A few facts on how FIFA affects the global economy are:
- More than half the population of the globe either tunes in or travels to the host country to watch the FIFA World Cup.
- Figures indicate that the FIFA World Cup of 2002 generated a revenue of USD 9 billion for Japan and South Korea, USD 12 billion for Germany in 2006 and USD 5 billion for South Africa in 2010.
- 222,000 jobs in Russia were created and supported by the FIFA World Cup.
However, wherever there are advantages, there are also disadvantages. There are ways in which FIFA also negatively impacts the local economy of the country hosting the World Cup.
- Alternate expenses are not considered as the money which people would have otherwise spent on other activities like holidays, dinners and movies are diverted towards football.
- FIFA has a whole host of conditions for the country hosting the World Cup, like state of the art stadiums, hotel accommodations for the players, etc., which are borne by the government and can run into large sums. This puts stress on the country’s economy.
- A large part of the earnings from hosting the World Cup is taken by FIFA. The host country rarely gets any part of the profit. This results in the host country bearing the expenses while FIFA gets the profits.
- Economists argue that the boost to tourism is only temporary, which falls back to previous levels once the World Cup event is over. This does not significantly affect the tourism industry.

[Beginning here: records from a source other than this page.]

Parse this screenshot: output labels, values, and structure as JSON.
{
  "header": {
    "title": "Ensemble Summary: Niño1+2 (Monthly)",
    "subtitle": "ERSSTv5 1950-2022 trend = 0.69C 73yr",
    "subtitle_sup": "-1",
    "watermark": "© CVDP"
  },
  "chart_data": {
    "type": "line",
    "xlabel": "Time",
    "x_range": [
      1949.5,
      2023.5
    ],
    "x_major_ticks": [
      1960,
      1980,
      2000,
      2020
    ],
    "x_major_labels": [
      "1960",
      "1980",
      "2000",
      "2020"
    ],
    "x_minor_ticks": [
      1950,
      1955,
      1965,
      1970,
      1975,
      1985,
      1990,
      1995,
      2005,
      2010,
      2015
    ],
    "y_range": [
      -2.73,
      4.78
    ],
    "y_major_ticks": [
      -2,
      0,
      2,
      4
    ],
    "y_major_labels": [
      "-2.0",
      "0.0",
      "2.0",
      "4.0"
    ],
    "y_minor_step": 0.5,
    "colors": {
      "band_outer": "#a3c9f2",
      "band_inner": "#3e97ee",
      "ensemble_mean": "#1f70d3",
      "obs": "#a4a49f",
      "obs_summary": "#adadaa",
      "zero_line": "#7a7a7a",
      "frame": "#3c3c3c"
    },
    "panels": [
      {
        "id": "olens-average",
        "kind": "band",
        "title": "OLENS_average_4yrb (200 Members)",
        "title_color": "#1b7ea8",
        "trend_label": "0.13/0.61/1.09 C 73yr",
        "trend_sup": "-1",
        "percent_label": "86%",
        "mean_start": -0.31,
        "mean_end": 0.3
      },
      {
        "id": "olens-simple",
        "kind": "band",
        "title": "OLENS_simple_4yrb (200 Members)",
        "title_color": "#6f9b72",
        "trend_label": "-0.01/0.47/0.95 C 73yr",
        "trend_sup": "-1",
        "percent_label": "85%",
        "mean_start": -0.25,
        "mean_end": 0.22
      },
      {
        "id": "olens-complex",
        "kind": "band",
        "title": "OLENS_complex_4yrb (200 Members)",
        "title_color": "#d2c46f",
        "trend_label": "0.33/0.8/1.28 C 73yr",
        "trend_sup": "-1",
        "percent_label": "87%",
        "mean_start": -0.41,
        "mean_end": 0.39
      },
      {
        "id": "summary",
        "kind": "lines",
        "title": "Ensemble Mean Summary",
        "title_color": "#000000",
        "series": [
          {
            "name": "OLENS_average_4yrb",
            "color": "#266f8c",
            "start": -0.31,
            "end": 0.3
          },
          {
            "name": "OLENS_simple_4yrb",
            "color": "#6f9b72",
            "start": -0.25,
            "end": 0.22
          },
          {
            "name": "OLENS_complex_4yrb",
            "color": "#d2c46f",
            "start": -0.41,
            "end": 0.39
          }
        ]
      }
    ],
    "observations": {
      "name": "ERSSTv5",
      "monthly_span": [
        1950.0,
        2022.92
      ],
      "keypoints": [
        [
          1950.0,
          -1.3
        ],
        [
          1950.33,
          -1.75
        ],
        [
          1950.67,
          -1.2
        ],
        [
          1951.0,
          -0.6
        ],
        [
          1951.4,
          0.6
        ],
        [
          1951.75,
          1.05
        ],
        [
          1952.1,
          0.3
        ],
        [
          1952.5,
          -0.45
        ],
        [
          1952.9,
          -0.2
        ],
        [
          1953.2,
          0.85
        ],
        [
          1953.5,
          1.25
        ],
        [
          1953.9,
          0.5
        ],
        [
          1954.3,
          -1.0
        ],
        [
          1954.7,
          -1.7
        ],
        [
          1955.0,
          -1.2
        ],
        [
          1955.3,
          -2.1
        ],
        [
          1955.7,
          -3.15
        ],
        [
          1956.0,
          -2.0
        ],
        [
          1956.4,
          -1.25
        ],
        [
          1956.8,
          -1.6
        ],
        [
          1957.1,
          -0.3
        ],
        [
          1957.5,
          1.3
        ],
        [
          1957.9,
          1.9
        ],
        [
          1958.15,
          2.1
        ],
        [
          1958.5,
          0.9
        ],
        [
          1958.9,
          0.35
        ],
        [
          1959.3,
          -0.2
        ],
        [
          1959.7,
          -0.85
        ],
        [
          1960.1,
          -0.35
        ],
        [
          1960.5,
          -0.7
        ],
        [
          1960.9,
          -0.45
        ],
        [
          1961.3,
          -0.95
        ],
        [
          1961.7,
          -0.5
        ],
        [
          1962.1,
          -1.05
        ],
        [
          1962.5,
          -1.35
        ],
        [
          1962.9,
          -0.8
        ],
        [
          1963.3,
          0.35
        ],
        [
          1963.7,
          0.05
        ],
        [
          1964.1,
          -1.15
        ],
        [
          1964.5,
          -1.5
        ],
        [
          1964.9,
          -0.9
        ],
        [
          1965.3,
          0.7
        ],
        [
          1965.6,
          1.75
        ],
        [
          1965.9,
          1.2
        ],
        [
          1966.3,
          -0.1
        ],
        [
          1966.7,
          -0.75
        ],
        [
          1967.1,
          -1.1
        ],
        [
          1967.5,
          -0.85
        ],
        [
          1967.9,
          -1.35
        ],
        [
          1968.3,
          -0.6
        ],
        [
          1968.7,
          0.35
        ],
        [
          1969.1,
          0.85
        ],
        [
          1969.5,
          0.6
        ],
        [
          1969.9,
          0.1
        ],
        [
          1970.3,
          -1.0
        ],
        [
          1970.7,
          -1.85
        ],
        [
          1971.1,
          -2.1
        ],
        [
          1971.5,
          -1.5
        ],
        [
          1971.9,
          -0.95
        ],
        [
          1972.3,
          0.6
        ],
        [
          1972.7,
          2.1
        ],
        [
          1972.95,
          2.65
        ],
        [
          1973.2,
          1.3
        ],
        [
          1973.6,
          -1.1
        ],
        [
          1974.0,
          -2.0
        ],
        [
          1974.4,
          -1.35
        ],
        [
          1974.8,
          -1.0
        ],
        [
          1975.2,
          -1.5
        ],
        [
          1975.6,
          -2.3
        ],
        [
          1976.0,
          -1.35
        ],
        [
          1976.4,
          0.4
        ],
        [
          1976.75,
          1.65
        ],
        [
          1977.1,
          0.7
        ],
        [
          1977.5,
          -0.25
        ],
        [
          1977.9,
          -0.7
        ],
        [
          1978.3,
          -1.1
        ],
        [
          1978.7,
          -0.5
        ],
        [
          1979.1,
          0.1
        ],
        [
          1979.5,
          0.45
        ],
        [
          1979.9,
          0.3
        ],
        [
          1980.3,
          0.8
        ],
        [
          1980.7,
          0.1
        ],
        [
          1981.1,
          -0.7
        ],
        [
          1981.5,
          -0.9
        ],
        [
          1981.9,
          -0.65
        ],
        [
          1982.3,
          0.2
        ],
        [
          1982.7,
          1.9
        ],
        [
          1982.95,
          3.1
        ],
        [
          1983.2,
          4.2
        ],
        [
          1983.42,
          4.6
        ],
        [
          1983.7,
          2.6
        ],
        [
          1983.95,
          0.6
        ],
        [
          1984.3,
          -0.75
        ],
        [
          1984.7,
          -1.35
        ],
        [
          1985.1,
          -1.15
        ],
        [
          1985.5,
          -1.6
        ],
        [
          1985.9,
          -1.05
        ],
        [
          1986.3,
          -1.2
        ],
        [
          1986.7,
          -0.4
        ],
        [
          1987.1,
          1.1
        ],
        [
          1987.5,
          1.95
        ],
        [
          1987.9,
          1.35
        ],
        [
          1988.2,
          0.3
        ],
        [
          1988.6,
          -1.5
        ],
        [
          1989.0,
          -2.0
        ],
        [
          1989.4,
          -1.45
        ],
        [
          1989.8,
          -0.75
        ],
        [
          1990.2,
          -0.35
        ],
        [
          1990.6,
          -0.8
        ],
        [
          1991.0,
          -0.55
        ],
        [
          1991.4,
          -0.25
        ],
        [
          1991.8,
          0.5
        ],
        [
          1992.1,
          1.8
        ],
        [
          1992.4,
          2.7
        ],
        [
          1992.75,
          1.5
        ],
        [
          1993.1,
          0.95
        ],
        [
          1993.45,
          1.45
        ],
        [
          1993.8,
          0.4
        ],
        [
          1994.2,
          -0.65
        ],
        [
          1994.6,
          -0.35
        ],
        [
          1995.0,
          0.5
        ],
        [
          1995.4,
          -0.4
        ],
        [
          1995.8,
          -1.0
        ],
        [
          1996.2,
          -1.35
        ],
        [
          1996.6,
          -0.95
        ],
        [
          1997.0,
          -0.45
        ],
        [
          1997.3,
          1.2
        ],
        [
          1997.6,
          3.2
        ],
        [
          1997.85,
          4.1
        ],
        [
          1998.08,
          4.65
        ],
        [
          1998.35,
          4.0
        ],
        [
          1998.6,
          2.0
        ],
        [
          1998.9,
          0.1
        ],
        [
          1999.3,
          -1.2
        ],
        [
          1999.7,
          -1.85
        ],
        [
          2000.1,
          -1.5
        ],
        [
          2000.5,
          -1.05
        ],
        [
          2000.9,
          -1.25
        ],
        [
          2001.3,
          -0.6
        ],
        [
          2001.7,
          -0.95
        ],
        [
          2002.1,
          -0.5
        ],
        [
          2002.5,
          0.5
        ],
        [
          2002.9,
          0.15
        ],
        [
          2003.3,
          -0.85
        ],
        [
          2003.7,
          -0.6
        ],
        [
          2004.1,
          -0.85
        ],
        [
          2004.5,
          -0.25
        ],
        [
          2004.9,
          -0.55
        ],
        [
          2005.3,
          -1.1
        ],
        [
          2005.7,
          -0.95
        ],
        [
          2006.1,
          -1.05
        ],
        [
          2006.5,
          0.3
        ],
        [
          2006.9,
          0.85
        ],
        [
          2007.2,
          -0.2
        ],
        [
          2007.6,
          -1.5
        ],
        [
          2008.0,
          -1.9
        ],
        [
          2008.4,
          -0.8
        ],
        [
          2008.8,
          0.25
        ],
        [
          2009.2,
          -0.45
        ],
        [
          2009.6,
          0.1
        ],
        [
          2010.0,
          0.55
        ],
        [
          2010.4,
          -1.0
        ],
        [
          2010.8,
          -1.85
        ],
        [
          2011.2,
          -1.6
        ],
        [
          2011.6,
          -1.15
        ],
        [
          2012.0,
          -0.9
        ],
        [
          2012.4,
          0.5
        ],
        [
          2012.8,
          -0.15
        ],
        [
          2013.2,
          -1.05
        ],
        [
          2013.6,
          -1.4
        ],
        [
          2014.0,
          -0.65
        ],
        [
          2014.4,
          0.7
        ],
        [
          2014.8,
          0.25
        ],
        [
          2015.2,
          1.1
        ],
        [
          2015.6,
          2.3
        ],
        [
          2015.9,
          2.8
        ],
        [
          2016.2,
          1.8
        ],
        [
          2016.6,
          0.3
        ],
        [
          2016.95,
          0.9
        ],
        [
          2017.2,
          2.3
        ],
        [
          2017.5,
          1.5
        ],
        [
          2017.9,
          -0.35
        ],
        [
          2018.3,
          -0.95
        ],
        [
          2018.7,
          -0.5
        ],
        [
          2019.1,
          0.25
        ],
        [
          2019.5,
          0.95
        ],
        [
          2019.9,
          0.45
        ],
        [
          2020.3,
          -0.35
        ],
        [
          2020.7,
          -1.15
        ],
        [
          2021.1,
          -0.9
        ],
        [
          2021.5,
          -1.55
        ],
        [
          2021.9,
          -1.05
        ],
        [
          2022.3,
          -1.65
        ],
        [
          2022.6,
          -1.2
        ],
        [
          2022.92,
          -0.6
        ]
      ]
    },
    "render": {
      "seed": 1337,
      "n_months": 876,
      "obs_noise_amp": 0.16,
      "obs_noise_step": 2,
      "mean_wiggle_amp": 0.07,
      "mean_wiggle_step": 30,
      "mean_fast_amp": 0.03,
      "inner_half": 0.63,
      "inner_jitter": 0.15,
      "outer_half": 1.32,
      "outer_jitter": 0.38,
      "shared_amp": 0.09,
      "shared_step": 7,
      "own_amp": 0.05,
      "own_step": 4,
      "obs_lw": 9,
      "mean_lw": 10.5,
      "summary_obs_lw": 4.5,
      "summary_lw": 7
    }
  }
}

- The biggest loss to the host government is the tax it might have earned on FIFA’s earnings. However, whatever FIFA earns is tax-free and the government loses significant earnings.
According to a report, many economists have questioned FIFA’s practice of bidding for selecting the host country for the FIFA World Cup. They have not been able to find any conclusive benefits of hosting the event.
As long as there is a craze associated with Football and the World Cup, FIFA will continue to exert its power over countries who are willing to host the World Cup event. Although FIFA receives many complaints over its bidding process or the resultant corruption, the sport itself enjoys a large fan base across the globe. FIFA is working towards making its bidding process more transparent and significantly reducing corruption. They are also working towards improving sponsorship levels as well as continuing to work for the betterment of the game.
How FIFA makes money?
Around 95% of FIFA's revenue comes from:
- Selling Television Rights
- Marketing Rights
- Hospitality and Ticket Rights
- Licensing Rights
Is hosting FIFA profitable?
The major source of profit in the FIFA World Cup comes from selling tickets and television rights. However, the profit generated here is taken by FIFA and the host country does not get a part in it.
What does FIFA do with their money?
FIFA runs and generates profits in a four-year cycle. FIFA spends most of its money on the development of football all around the world.
In which country FIFA 2022 will be held?
The 2022 FIFA World Cup is scheduled from 20th November 2022 to 18th December 2022 in Qatar.